With a soft hiss of escaping air—his plastron was airtight, insulated, and shockproof—Bollux’s chest swung open as the labor ’droid moved his long arms back out of the way. Blue Max’s monocular came alive and tracked over to the gameboard just as Han punched up his next move. His gamepiece, a miniature, three-dimensional monster, jumped into battle with one of Chewie’s. But Han had misjudged the two pieces’ subtle win-lose parameters. The Wookiee’s simulacrum-beastie won the brief fight. Han’s gamepiece evaporated back into the nothingness of computer modeling from which it had come.

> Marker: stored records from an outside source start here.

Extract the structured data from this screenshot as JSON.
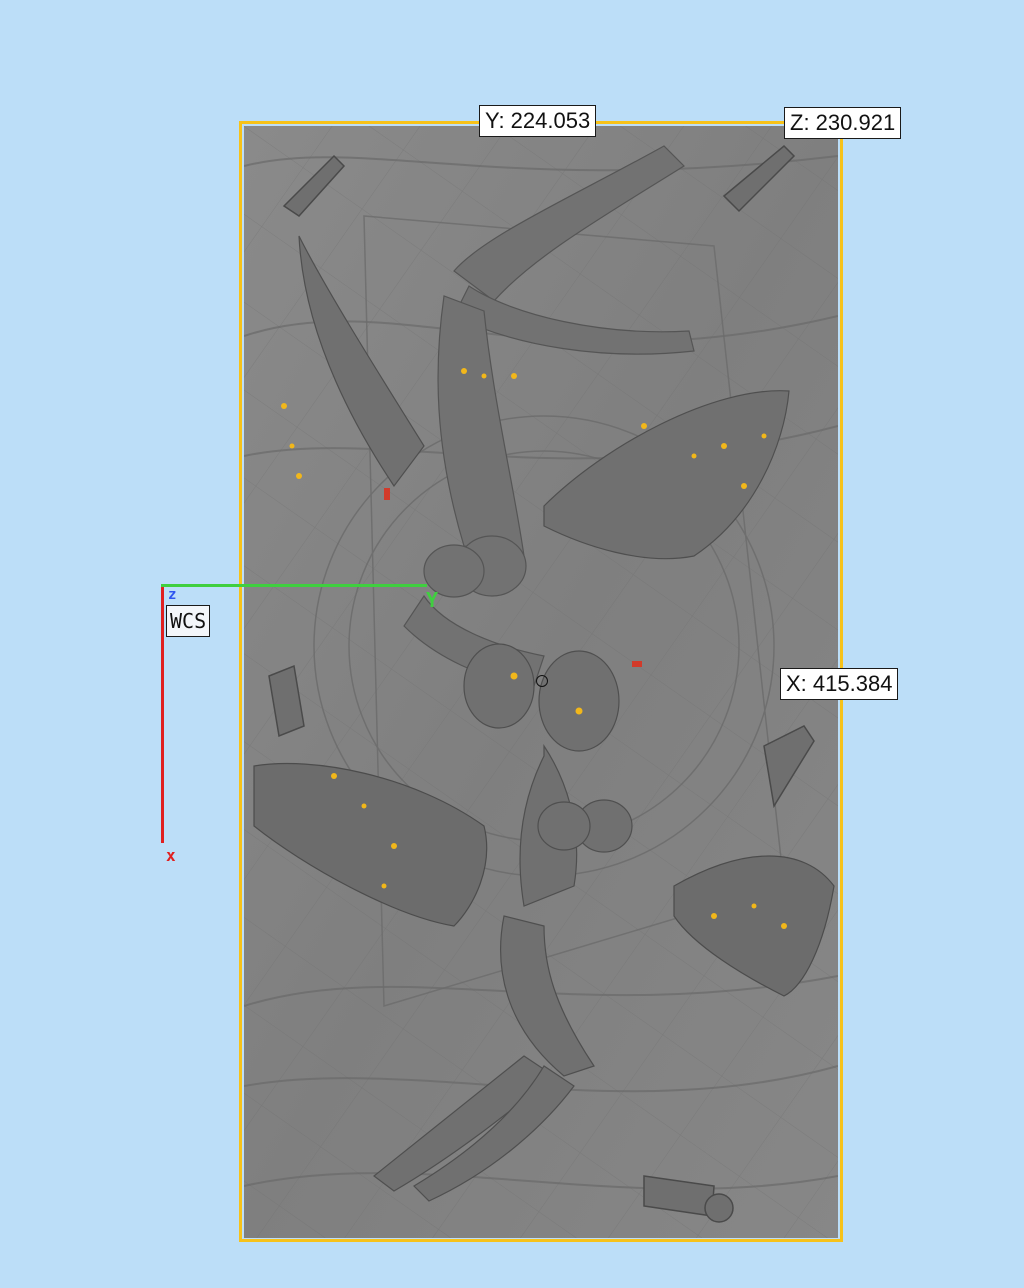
{
  "viewport": {
    "background": "#BCDEF8",
    "bounding_box_color": "#F7C21A",
    "model_color": "#858585"
  },
  "dimensions": {
    "y_label": "Y: 224.053",
    "z_label": "Z: 230.921",
    "x_label": "X: 415.384"
  },
  "axes": {
    "x_label": "x",
    "y_label": "Y",
    "z_label": "z",
    "wcs_label": "WCS",
    "x_color": "#E02020",
    "y_color": "#3FCF3F",
    "z_color": "#2E55F0"
  },
  "icons": {
    "pivot": "circle-icon"
  }
}
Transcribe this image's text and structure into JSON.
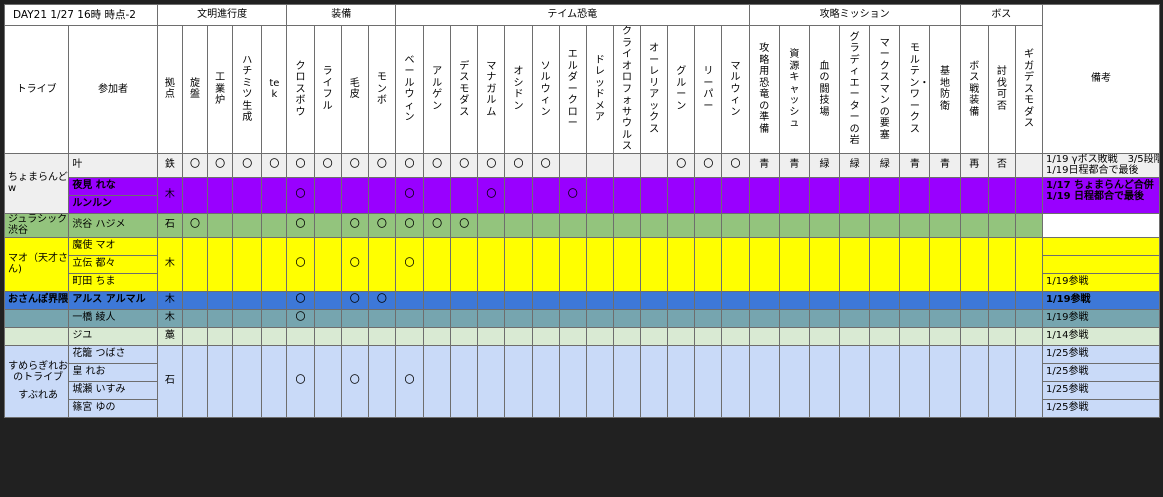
{
  "title": "DAY21 1/27 16時 時点-2",
  "groups": {
    "civ": "文明進行度",
    "equip": "装備",
    "dino": "テイム恐竜",
    "mission": "攻略ミッション",
    "boss": "ボス"
  },
  "headers": {
    "tribe": "トライブ",
    "member": "参加者",
    "note": "備考",
    "cols": [
      "拠点",
      "旋盤",
      "工業炉",
      "ハチミツ生成",
      "tek",
      "クロスボウ",
      "ライフル",
      "毛皮",
      "モンボ",
      "ベールウィン",
      "アルゲン",
      "デスモダス",
      "マナガルム",
      "オシドン",
      "ソルウィン",
      "エルダークロー",
      "ドレッドメア",
      "クライオロフォサウルス",
      "オーレリアックス",
      "グルーン",
      "リーパー",
      "マルウィン",
      "攻略用恐竜の準備",
      "資源キャッシュ",
      "血の闘技場",
      "グラディエーターの岩",
      "マークスマンの要塞",
      "モルテン・ワークス",
      "基地防衛",
      "ボス戦装備",
      "討伐可否",
      "ギガデスモダス"
    ]
  },
  "tribes": {
    "t1": "ちょまらんどw",
    "t2": "ジュラシック渋谷",
    "t3": "マオ（天才さん)",
    "t4": "おさんぽ界隈",
    "t5a": "すめらぎれおのトライブ",
    "t5b": "すぶれあ"
  },
  "rows": [
    {
      "name": "叶",
      "cells": [
        "鉄",
        "〇",
        "〇",
        "〇",
        "〇",
        "〇",
        "〇",
        "〇",
        "〇",
        "〇",
        "〇",
        "〇",
        "〇",
        "〇",
        "〇",
        "",
        "",
        "",
        "",
        "〇",
        "〇",
        "〇",
        "青",
        "青",
        "緑",
        "緑",
        "緑",
        "青",
        "青",
        "再",
        "否",
        ""
      ],
      "note": "1/19 γボス敗戦　3/5段階",
      "note2": "1/19日程都合で最後"
    },
    {
      "name": "夜見 れな",
      "cells": [
        "木",
        "",
        "",
        "",
        "",
        "〇",
        "",
        "",
        "",
        "〇",
        "",
        "",
        "〇",
        "",
        "",
        "〇",
        "",
        "",
        "",
        "",
        "",
        "",
        "",
        "",
        "",
        "",
        "",
        "",
        "",
        "",
        "",
        ""
      ],
      "note": "1/17 ちょまらんど合併",
      "note2": "1/19  日程都合で最後"
    },
    {
      "name": "ルンルン"
    },
    {
      "name": "渋谷 ハジメ",
      "cells": [
        "石",
        "〇",
        "",
        "",
        "",
        "〇",
        "",
        "〇",
        "〇",
        "〇",
        "〇",
        "〇",
        "",
        "",
        "",
        "",
        "",
        "",
        "",
        "",
        "",
        "",
        "",
        "",
        "",
        "",
        "",
        "",
        "",
        "",
        "",
        ""
      ],
      "note": ""
    },
    {
      "name": "魔使 マオ",
      "cells": [
        "木",
        "",
        "",
        "",
        "",
        "〇",
        "",
        "〇",
        "",
        "〇",
        "",
        "",
        "",
        "",
        "",
        "",
        "",
        "",
        "",
        "",
        "",
        "",
        "",
        "",
        "",
        "",
        "",
        "",
        "",
        "",
        "",
        ""
      ]
    },
    {
      "name": "立伝 都々"
    },
    {
      "name": "町田 ちま",
      "note": "1/19参戦"
    },
    {
      "name": "アルス アルマル",
      "cells": [
        "木",
        "",
        "",
        "",
        "",
        "〇",
        "",
        "〇",
        "〇",
        "",
        "",
        "",
        "",
        "",
        "",
        "",
        "",
        "",
        "",
        "",
        "",
        "",
        "",
        "",
        "",
        "",
        "",
        "",
        "",
        "",
        "",
        ""
      ],
      "note": "1/19参戦"
    },
    {
      "name": "一橋 綾人",
      "cells": [
        "木",
        "",
        "",
        "",
        "",
        "〇",
        "",
        "",
        "",
        "",
        "",
        "",
        "",
        "",
        "",
        "",
        "",
        "",
        "",
        "",
        "",
        "",
        "",
        "",
        "",
        "",
        "",
        "",
        "",
        "",
        "",
        ""
      ],
      "note": "1/19参戦"
    },
    {
      "name": "ジユ",
      "cells": [
        "藁",
        "",
        "",
        "",
        "",
        "",
        "",
        "",
        "",
        "",
        "",
        "",
        "",
        "",
        "",
        "",
        "",
        "",
        "",
        "",
        "",
        "",
        "",
        "",
        "",
        "",
        "",
        "",
        "",
        "",
        "",
        ""
      ],
      "note": "1/14参戦"
    },
    {
      "name": "花籠 つばさ",
      "note": "1/25参戦"
    },
    {
      "name": "皇 れお",
      "cells": [
        "石",
        "",
        "",
        "",
        "",
        "〇",
        "",
        "〇",
        "",
        "〇",
        "",
        "",
        "",
        "",
        "",
        "",
        "",
        "",
        "",
        "",
        "",
        "",
        "",
        "",
        "",
        "",
        "",
        "",
        "",
        "",
        "",
        ""
      ],
      "note": "1/25参戦"
    },
    {
      "name": "城瀬 いすみ",
      "note": "1/25参戦"
    },
    {
      "name": "篠宮 ゆの",
      "note": "1/25参戦"
    }
  ]
}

“You should have used the Second Ilthmar Defense,” Blue Max volunteered brightly. Han swung around with murder in his eye; even the precocious Max recognized the look, hastily adding, “Only trying to be of assistance, sir.”

“Blue Max is quite new, quite young, Captain,” Bollux supplied, by way of mollifying Han. “I’ve taught him a bit about the board game, but he doesn’t know much yet about human sensitivities.”

“Is that so?” Han asked, as if fascinated. “So who’s teaching him, Mr. Pick and Shovel, you?”

“Sure,” Max bubbled. “Bollux’s been everywhere. We sit and talk all the time, and he tells me about the places he’s seen.”

Han swiped at the gameboard’s master key, clearing it of his defeated holo-beasties and Chewbacca’s victorious ones. “Do tell? Well, now, that must be some kind of education: Slit Trenches I Have Dug—a Trans-Galactic Diary.”